The program asks permission during the install. once installed with permission it doesn't need to ask again. If you install and old program that does not know about asking permission it will still install OK but Vista will ask you if you trust it every time you start it up. None of the permissions stuff will stop it running - it just means vista will ask you if you are sure it is OK to run.

I use sketchup with Vista and no problems.

Can you clarify 'not able to run' - does it install OK or does the install fail? It could be a corrupted download so might be worth deleting and running from a new download.


----------



## Mr T (27 Mar 2009)

Hi

The customer was not very speific, I will have to clarify things with him.

Chris


----------



## frugal (30 Mar 2009)

I tried to download version 7 on our Vista laptop and it will not run. It works fine on my XP work laptop. Version 6 works fine on Vista (in XP compatability mode). 

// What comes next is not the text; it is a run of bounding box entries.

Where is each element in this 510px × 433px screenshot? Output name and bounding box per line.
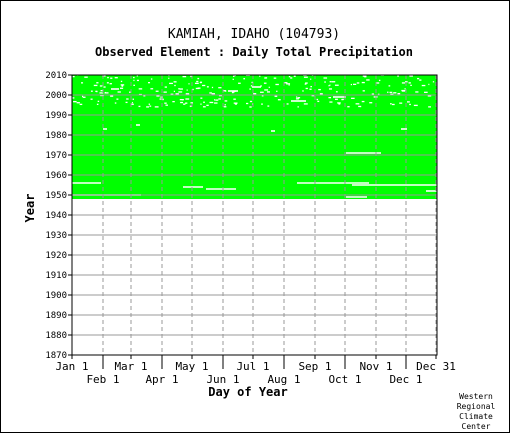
y-tick-label: 2010 [45, 71, 67, 81]
x-tick-label: Dec 31 [416, 360, 456, 373]
x-tick-label: Oct 1 [328, 373, 361, 386]
x-axis-label: Day of Year [208, 385, 287, 399]
y-tick-label: 1880 [45, 331, 67, 341]
x-tick-label: Aug 1 [267, 373, 300, 386]
y-tick-label: 1950 [45, 191, 67, 201]
y-tick-label: 1890 [45, 311, 67, 321]
y-tick-label: 1920 [45, 251, 67, 261]
x-tick-label: Jan 1 [55, 360, 88, 373]
credit-line-1: Western [459, 392, 493, 401]
data-coverage-band [72, 75, 437, 199]
credit-line-4: Center [462, 422, 491, 431]
y-tick-label: 1990 [45, 111, 67, 121]
x-tick-label: Sep 1 [298, 360, 331, 373]
y-tick-label: 1870 [45, 351, 67, 361]
x-tick-label: Nov 1 [359, 360, 392, 373]
y-tick-label: 1900 [45, 291, 67, 301]
y-tick-label: 1970 [45, 151, 67, 161]
x-tick-label: Feb 1 [86, 373, 119, 386]
y-tick-label: 2000 [45, 91, 67, 101]
y-tick-label: 1980 [45, 131, 67, 141]
y-tick-label: 1940 [45, 211, 67, 221]
x-tick-label: Apr 1 [145, 373, 178, 386]
chart-subtitle: Observed Element : Daily Total Precipita… [95, 45, 413, 59]
grid-layer [71, 74, 438, 356]
x-tick-label: Jun 1 [206, 373, 239, 386]
chart-title: KAMIAH, IDAHO (104793) [168, 27, 340, 42]
y-tick-label: 1930 [45, 231, 67, 241]
credit-line-2: Regional [457, 402, 496, 411]
y-tick-label: 1910 [45, 271, 67, 281]
y-tick-label: 1960 [45, 171, 67, 181]
credit: Western Regional Climate Center [457, 392, 496, 431]
x-tick-label: Jul 1 [236, 360, 269, 373]
x-tick-label: Dec 1 [389, 373, 422, 386]
x-tick-label: Mar 1 [114, 360, 147, 373]
y-axis-label: Year [23, 194, 37, 223]
credit-line-3: Climate [459, 412, 493, 421]
data-coverage-layer [72, 74, 437, 199]
x-tick-label: May 1 [175, 360, 208, 373]
y-axis: 1870 1880 1890 1900 1910 1920 1930 1940 1950 1960… [45, 71, 72, 361]
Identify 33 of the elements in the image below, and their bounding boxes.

The sketchup website states that you need to make sure that you have the latest video drivers whcih may well help.


----------



## motownmartin (30 Mar 2009)

Lord Nibbo":346o2ff0 said:


> My puter runs vista and sketchup 7 works fine.


Same here, no probs.


----------



## smithrdn (1 Apr 2009)

It must be missing some files take assistance from window updates


----------



## CroppyBoy1798 (15 Apr 2009)

I've had fierce issues with Sketchup on my Vista computer also! Both SU 6 and 7, they'd freeze and crash on startup, not so bad now, but they are still hit and miss. I believe its something to do with the graphics card in the particular computer rather than how the programme was installed.


----------



## SketchUp Guru (15 Apr 2009)

What is the graphics card in the computer?


----------